Sergio Marchionne (Getty Images)
Sergio Marchionne (Getty Images)

Arrivano novità importanti per lo stabilimento Fiat-Chrysler di Melfi, dove si producono la 500X e la Jeep Renagade. FCA ha infatti previsto di assumere oltre 1.000 persone per il 2015 ponendo anche fine alla Cassa Integrazione.

Ad annunciarlo da Detroit è stato lo stesso Sergio Marchionne, che in merito alle nuove assunzioni ha specificato: “Verranno inizialmente inserite con contratto interinale. Una volta stabilizzati i volumi produttivi in ragione dell’andamento della domanda, ad essi potrà essere proposto il nuovo contratto a tutele crescenti, attualmente in via di definitiva approvazione».

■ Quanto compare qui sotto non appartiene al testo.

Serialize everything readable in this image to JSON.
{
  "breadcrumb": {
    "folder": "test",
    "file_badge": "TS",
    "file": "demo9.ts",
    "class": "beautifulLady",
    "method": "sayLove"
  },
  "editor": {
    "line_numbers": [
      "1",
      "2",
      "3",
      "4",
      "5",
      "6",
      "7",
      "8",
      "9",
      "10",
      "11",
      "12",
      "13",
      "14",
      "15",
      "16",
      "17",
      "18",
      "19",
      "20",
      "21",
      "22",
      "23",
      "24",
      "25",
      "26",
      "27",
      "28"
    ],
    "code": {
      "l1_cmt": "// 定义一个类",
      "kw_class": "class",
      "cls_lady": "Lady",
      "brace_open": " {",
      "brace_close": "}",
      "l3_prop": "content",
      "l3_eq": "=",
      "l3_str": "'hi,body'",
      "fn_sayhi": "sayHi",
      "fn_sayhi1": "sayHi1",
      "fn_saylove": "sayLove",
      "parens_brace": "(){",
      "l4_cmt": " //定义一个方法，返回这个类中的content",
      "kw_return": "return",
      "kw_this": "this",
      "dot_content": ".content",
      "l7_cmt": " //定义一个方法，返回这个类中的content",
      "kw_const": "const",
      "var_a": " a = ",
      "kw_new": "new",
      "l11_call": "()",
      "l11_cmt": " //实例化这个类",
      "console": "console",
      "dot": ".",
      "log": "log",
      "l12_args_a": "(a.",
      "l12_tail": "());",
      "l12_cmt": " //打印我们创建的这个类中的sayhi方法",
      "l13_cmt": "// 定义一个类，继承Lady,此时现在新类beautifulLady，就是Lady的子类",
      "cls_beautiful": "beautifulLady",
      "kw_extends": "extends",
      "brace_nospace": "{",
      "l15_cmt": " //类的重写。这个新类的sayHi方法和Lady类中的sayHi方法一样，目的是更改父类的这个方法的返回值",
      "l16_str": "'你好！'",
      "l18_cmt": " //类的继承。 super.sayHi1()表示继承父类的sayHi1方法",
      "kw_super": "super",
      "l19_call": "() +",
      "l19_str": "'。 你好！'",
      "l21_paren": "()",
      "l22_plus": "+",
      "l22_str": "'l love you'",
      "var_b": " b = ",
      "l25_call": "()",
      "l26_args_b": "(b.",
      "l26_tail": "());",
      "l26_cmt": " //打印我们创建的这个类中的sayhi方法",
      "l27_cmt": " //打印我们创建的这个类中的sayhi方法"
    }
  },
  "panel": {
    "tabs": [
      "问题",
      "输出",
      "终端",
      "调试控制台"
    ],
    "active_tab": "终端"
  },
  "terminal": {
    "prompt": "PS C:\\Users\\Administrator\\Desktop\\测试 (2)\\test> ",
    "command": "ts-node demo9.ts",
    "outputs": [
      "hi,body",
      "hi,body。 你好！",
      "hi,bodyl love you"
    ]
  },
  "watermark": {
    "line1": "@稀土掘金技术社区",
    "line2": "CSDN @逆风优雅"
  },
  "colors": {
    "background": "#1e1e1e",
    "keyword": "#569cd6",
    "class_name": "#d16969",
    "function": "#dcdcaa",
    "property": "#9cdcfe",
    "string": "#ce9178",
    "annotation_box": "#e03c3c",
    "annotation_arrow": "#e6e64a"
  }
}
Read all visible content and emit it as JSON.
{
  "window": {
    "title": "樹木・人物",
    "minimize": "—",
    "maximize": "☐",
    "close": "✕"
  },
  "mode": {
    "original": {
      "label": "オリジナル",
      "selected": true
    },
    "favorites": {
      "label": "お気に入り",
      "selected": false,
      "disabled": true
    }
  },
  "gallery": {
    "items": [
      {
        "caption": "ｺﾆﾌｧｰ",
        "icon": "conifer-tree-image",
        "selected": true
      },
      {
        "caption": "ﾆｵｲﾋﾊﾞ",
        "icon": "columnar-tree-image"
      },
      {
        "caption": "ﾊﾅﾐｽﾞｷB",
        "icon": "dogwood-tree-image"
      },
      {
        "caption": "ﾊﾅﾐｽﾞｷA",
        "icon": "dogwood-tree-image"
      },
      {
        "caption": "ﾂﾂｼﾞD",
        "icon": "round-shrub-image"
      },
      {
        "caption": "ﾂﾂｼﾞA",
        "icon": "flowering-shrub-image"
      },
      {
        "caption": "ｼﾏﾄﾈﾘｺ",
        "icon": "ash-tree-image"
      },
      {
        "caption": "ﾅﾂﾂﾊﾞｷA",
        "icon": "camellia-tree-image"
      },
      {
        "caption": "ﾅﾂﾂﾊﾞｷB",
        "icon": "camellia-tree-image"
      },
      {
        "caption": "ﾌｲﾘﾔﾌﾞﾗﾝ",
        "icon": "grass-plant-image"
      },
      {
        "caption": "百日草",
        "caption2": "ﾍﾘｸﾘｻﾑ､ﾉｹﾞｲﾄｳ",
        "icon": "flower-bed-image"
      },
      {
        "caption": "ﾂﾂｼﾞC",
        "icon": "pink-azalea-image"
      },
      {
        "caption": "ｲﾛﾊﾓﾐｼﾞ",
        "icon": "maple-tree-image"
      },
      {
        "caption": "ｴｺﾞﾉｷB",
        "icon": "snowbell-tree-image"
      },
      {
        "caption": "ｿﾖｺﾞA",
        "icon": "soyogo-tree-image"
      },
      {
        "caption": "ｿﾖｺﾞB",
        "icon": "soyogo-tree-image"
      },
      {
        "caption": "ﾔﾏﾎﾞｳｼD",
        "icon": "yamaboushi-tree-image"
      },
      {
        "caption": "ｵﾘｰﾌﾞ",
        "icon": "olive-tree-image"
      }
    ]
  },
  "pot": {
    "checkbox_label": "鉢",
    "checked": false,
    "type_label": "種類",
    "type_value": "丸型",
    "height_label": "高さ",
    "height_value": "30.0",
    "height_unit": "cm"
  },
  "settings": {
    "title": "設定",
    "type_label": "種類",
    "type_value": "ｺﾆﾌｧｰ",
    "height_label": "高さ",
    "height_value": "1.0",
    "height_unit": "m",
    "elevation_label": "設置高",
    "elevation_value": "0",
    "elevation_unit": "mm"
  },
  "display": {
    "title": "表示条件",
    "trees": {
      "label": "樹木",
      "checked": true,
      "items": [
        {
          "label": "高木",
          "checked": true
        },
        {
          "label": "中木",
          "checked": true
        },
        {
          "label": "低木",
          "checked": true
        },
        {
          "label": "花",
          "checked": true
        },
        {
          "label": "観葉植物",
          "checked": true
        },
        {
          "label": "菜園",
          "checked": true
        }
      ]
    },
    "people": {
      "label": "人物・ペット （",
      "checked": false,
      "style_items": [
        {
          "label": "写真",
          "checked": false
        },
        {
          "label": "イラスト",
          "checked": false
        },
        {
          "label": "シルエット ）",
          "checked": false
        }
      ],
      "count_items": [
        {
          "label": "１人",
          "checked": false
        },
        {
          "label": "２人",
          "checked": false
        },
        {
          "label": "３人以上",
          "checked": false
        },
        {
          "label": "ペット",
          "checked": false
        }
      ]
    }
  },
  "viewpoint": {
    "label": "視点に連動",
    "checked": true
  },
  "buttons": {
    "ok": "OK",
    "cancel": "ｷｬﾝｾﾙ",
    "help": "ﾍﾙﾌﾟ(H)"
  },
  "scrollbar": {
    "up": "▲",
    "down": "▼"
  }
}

Una svolta importante che porterà Melfi ad essere il più grande stabilimento di produzione di auto in Italia. L’amministratore delegato del gruppo FCA ha poi aggiunto: “Con le nuove assunzioni la capacità produttiva di Melfi sarà di oltre 1.100 auto al giorno, oltre 300mila unità l’anno. D’altra parte le auto prodotte a Melfi sono attesissime sul mercato Usa”.

Il Messaggero comunica però che ci sono altre novità importanti. Fiat-Chrysler ha chiesto che la fabbrica lavori 24 ore al giorno per quasi tutto l’anno, sulla falsa riga di quanto avviene in alcuni grandi impianti della Jeep negli Stati Uniti in Michigan e in Ohio. La conseguenza è un aumento di 300/350 euro mensili in busta paga a 7.000 dipendenti. Ciò consentirà ad operai di 3° livello di superare i 2.000 euro netti di stipendio al mese. Per ottenere questo beneficio bisognerà però sacrificarsi a lavorare di più ed in orari differenti.